What happens when two top-notch CIA operatives set their sights on the same woman? Nothing terribly unexpected, so it seems. This Means War, a playful rom-com by Director McG, takes on the task of trying to appease action and romance audiences, and fails to do strike a chord with either. Hit the jump for our review of the Blu-ray.
In This Means War, two highly-trained government spies named FDR (Chris Pine) and Tuck (Tom Hardy) foil the nefarious plans of international terrorists without having one problem between them. Tuck, the more sensitive of the two, still struggles to find love after he and his wife separate, making him a single father who doesn’t feel fulfilled. FDR, on the other hand, loves his single life. He’s into fast cars, beautiful women, and keeping his heart free of entanglements. Tuck decides that he’s done with the single life, and being unable to just go out and find a date, he turns to an internet dating site, where he is paired with the emotionally-damaged, but still hopeful Lauren (Reese Witherspoon). Lauren and Tuck seem to hit it off, until FDR bumps into her soon after, and since she’s the only girl seemingly in town that knows Hitchcock movies, the two decide to compete to win her affections.
Beyond the somewhat interesting action twist, the film takes an easily-recognized journey through the story of the three main characters. The first 10-minutes gives audiences all the time they’ll need to figure out exactly how the movie will turn out, from character development to the not too well hidden surprise at the end. The story is ripe for clever plot twists that the writers decided not to take.
While the action element was the intended spice of the film, it feels like a tacked on plot device that never really seems to fit. In the beginning of the film, FDR and Tuck foil some sort of plot concocted by the not-too-nice-looking Heinrich (Til Schweiger). The plot itself is forgettable and not really explained, but the ensuing fight does manage to end with Heinrich’s brother’s death, something that makes Heinrich very upset. He decides to take revenge on the two interlopers. The problem is that this plot is barely a cause for tension, and beyond a few scant scenes, the villain is barely noticeable, even though FDR and Tuck are tasked with bringing him to justice. At no point does Heinrich feel like a threat to anyone.
There is some fun to be had in the 97-minute flick. Pine and Hardy have great chemistry together as on screen buddies/rivals, which manages to keep the narrative from getting dull. Whitherspoon, a veritable expert on playing quirky blondes in romantic comedies, does a perfect job filling the role yet again. Chelsea Handler, who plays Lauren’s best friend, Trish, steals the show. Her dialogue is funny, a tad on the crude side, but also gives the film a few heartfelt scenes. And Chelsea does the role perfectly. Also, though predictable, the story does manage to flow at an enjoyable pace.
The Blu-Ray/DVD combo pack does feature a few interesting extras. The uncensored gag reel is good for a few laughs, and the audio commentary by McG contains quite a few truthful moments from the director, including what didn’t work on the theatrical film. There are also three alternative endings to watch through, so audiences can pick their favorite and pretend that’s how it actually ended. The Bachelorette Party extra is good for about four minutes of fun, but doesn’t add much to the film experience.
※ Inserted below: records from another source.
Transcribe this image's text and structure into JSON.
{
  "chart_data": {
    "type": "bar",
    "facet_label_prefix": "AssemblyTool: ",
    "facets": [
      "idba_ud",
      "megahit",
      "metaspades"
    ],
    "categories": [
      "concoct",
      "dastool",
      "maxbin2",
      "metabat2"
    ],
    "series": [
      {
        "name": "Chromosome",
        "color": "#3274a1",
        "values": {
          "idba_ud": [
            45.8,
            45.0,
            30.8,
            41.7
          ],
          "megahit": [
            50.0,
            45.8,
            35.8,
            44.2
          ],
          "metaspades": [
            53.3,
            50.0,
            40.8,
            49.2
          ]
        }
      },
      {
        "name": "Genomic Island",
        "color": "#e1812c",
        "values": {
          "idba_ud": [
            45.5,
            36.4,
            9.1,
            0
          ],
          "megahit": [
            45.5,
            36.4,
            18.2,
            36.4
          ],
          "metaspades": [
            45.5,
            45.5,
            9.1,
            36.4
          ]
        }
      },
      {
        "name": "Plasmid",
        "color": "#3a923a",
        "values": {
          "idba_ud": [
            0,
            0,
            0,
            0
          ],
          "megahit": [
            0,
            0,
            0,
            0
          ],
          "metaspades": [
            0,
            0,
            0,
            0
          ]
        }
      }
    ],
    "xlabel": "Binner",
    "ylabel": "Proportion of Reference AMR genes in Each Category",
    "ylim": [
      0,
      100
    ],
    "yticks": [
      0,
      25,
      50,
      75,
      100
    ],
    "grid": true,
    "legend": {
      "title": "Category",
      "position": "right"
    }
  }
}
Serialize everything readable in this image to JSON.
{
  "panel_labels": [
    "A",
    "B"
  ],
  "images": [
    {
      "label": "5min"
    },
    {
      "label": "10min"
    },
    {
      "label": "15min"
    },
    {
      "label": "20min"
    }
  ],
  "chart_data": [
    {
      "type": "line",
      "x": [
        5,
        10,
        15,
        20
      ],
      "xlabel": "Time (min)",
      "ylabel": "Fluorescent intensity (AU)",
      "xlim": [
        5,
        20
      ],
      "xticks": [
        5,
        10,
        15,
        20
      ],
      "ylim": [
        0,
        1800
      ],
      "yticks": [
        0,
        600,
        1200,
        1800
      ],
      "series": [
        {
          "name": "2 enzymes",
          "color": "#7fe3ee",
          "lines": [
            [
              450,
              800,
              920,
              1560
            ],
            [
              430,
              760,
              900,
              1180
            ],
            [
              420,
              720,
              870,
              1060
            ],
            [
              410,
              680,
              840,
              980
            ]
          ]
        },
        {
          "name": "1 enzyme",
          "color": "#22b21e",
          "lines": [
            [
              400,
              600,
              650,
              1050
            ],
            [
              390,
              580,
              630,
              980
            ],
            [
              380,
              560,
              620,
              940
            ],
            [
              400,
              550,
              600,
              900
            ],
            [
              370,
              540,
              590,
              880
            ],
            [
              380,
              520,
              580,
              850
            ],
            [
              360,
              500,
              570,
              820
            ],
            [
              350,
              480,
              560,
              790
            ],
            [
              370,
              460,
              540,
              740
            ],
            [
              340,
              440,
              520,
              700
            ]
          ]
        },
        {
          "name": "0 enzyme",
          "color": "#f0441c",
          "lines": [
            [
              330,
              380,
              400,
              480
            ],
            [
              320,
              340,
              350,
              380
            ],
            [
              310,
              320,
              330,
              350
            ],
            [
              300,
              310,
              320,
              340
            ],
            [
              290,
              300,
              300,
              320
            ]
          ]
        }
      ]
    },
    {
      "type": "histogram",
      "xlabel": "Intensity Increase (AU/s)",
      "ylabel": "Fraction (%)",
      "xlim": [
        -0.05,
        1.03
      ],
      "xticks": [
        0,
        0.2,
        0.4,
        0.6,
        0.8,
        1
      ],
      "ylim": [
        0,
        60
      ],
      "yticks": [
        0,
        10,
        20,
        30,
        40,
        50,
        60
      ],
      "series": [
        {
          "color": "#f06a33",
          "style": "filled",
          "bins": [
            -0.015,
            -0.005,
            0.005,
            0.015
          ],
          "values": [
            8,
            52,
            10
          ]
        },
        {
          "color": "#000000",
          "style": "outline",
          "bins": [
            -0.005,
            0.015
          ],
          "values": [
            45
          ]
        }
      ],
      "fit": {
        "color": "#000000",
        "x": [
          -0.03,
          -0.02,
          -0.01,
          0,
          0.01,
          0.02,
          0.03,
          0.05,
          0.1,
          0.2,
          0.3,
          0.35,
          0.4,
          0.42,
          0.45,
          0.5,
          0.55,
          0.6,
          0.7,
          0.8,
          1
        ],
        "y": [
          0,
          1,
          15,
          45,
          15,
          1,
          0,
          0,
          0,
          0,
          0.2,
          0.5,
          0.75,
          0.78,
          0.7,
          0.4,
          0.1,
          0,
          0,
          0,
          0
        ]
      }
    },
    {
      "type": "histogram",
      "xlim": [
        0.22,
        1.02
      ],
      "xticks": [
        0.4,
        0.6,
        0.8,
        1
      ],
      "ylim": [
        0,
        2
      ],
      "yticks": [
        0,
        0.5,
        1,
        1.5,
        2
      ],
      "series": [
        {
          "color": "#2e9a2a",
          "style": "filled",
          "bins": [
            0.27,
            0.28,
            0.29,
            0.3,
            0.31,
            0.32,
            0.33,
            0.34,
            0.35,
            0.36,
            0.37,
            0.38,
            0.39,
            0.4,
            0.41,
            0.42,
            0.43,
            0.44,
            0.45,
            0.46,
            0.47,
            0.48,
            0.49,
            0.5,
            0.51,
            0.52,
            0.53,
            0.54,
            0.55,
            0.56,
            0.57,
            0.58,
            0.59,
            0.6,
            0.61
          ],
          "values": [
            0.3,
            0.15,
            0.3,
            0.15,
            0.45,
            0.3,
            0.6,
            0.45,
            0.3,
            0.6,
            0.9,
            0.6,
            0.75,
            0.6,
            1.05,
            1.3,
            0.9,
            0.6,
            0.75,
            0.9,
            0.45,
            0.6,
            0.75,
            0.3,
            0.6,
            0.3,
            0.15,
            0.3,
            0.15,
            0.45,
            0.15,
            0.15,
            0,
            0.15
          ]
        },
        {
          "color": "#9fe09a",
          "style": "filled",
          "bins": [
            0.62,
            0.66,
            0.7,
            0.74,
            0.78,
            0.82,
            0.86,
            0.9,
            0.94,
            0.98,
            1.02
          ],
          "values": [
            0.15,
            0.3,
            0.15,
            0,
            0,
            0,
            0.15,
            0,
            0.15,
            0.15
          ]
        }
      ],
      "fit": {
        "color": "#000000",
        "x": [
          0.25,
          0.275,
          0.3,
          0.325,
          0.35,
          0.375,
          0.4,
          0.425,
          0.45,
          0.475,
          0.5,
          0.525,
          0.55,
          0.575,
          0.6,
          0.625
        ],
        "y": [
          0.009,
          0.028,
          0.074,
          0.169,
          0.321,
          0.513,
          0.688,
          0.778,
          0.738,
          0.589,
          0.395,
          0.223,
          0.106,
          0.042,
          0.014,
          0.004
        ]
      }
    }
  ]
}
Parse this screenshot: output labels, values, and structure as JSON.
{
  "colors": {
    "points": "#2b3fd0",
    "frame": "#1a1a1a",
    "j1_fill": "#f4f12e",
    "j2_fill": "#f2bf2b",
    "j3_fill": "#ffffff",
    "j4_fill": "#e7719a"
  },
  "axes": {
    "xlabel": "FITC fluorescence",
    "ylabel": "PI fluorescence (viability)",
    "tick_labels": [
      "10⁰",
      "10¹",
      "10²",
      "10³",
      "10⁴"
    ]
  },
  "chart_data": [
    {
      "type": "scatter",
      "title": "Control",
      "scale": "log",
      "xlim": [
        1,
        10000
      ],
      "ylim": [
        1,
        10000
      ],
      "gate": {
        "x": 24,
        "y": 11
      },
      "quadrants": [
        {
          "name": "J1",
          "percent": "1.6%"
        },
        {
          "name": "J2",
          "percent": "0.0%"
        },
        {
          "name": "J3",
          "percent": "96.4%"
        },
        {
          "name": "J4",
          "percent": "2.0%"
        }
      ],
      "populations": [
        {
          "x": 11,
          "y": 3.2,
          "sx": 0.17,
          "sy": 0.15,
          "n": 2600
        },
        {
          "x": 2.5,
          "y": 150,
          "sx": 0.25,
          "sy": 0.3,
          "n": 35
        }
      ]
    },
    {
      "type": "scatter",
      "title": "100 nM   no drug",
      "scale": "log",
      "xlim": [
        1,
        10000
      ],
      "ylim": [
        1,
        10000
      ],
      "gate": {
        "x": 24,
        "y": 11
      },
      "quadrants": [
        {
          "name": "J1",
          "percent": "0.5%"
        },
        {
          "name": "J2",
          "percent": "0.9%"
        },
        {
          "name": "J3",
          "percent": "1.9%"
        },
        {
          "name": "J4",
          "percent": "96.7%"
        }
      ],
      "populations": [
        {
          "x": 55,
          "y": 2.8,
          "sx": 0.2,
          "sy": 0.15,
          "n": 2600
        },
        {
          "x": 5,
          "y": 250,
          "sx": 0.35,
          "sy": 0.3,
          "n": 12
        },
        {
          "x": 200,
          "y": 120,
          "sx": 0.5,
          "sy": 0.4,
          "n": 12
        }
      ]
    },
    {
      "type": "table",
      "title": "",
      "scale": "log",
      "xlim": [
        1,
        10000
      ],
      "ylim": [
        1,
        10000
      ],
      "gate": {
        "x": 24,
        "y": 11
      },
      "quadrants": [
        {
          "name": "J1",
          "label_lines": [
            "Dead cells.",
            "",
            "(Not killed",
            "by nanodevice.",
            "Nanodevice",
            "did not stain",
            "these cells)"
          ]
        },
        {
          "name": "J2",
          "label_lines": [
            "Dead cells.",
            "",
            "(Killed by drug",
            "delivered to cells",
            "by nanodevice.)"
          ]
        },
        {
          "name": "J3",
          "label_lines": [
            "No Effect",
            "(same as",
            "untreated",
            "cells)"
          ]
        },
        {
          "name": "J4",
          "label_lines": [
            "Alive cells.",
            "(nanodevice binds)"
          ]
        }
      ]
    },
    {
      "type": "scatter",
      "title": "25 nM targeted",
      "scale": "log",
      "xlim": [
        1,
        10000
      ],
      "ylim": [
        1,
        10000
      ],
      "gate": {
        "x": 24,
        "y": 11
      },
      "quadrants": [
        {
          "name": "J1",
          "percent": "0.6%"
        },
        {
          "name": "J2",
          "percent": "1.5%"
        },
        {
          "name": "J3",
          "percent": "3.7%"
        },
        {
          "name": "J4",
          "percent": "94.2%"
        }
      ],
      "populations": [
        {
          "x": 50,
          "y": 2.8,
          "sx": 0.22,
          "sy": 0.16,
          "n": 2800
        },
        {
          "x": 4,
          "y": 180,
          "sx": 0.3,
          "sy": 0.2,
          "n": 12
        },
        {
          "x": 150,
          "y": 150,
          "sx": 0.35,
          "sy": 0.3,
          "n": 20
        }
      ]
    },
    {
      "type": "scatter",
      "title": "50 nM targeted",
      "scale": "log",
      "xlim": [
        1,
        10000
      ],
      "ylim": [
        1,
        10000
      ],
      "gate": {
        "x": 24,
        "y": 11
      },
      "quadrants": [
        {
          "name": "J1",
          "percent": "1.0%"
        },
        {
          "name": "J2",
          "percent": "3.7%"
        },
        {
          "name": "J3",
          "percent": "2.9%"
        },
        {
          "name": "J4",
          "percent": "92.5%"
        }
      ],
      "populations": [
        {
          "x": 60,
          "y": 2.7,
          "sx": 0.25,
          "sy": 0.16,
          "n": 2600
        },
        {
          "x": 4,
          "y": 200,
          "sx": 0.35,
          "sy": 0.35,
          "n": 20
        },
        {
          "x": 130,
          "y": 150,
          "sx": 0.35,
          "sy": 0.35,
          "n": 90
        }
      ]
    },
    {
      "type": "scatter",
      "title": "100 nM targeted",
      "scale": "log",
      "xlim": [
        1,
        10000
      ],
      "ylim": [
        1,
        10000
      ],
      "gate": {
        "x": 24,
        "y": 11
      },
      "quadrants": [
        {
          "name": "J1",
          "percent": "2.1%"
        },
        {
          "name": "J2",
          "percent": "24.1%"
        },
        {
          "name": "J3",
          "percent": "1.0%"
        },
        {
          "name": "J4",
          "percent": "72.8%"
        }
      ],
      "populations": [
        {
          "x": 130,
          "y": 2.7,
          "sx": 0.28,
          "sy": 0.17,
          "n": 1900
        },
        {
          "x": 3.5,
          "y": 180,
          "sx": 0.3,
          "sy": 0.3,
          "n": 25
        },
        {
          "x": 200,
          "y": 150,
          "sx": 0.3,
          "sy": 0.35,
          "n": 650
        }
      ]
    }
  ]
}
Overall, This Means War is at least a passable distraction and less-than-annoying rom-com. The action scenes never take off and the story follows a safe, predictable path, but the performances by the cast keep the narrative flowing. It’s just a shame that the film doesn’t take more chances and give viewers something new that’s equal parts shootouts and heart-felt romance with a fresh narrative.